As a profession, we are often maligned on Monday by the same person who needs us desperately on Tuesday, while the methodical and tedious and time-consuming efforts required to build and present our cases in courts of law are often portrayed in abbreviated simplicity and undeserved glory in movies and TV.
But our role in a civil society is never so keenly underappreciated or misunderstood as when, in celebration of Memorial Day or the 4th of July, citizens of admirable intention forward mass emails that credit the totality of our freedoms to victories and sacrifices on foreign battlefields, messages that ignore the ongoing battles in our own cities and neighborhoods over the centuries either to protect American citizens from society’s members who are sometimes fearful of others’ freedoms while guarding their own, or to protect citizens from a government that has taken active steps to take their freedoms away.

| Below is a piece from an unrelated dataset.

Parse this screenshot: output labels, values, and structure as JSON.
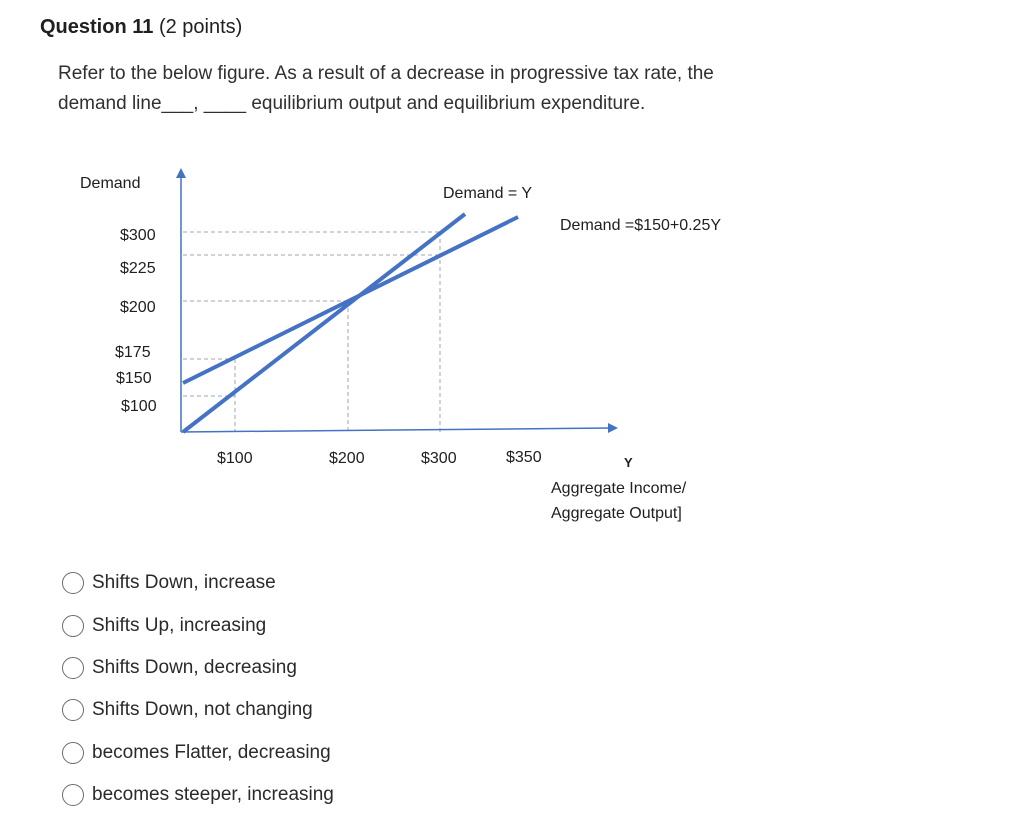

I’m proud that it was lawyers with briefcases, not soldiers with guns, who fought for Rosa Parks’ right to sit at the front of the bus when the duly adopted ordinances of Montgomery denied her that freedom. I’m proud that the rights of Jehovah’s Witnesses to practice their religion according to their own determinations, and the right of young Iowa student John Tinker to protest a controversial war, and Myra Bradwell’s right, as a woman, to become an attorney in Illinois were all defended by members of my profession.
I’m proud that guarantees of due process and the rights to own property free from government confiscation are protected in the courts of our country every day and everywhere, often without fanfare and sometimes without compensation, by lawyers. For we prove to ourselves again and again that when it comes to the basic rights and freedoms guaranteed by one of the greatest documents ever written, we – not foreign governments –can be our own worst enemy.
On September 19, 1985, I stood in a courtroom before the Honorable Edwin S. Preston and took an oath to “be faithful and bear true allegiance” to our state and federal laws and constitutional powers and to “truly and honestly demean myself” as an attorney. And as I sit here today, reflecting on my first 25 years as a member of the bar of the great state of North Carolina, I hope my record reflects that I have lived up to my oath. And I hope that my next quarter century gives me every opportunity to do the same.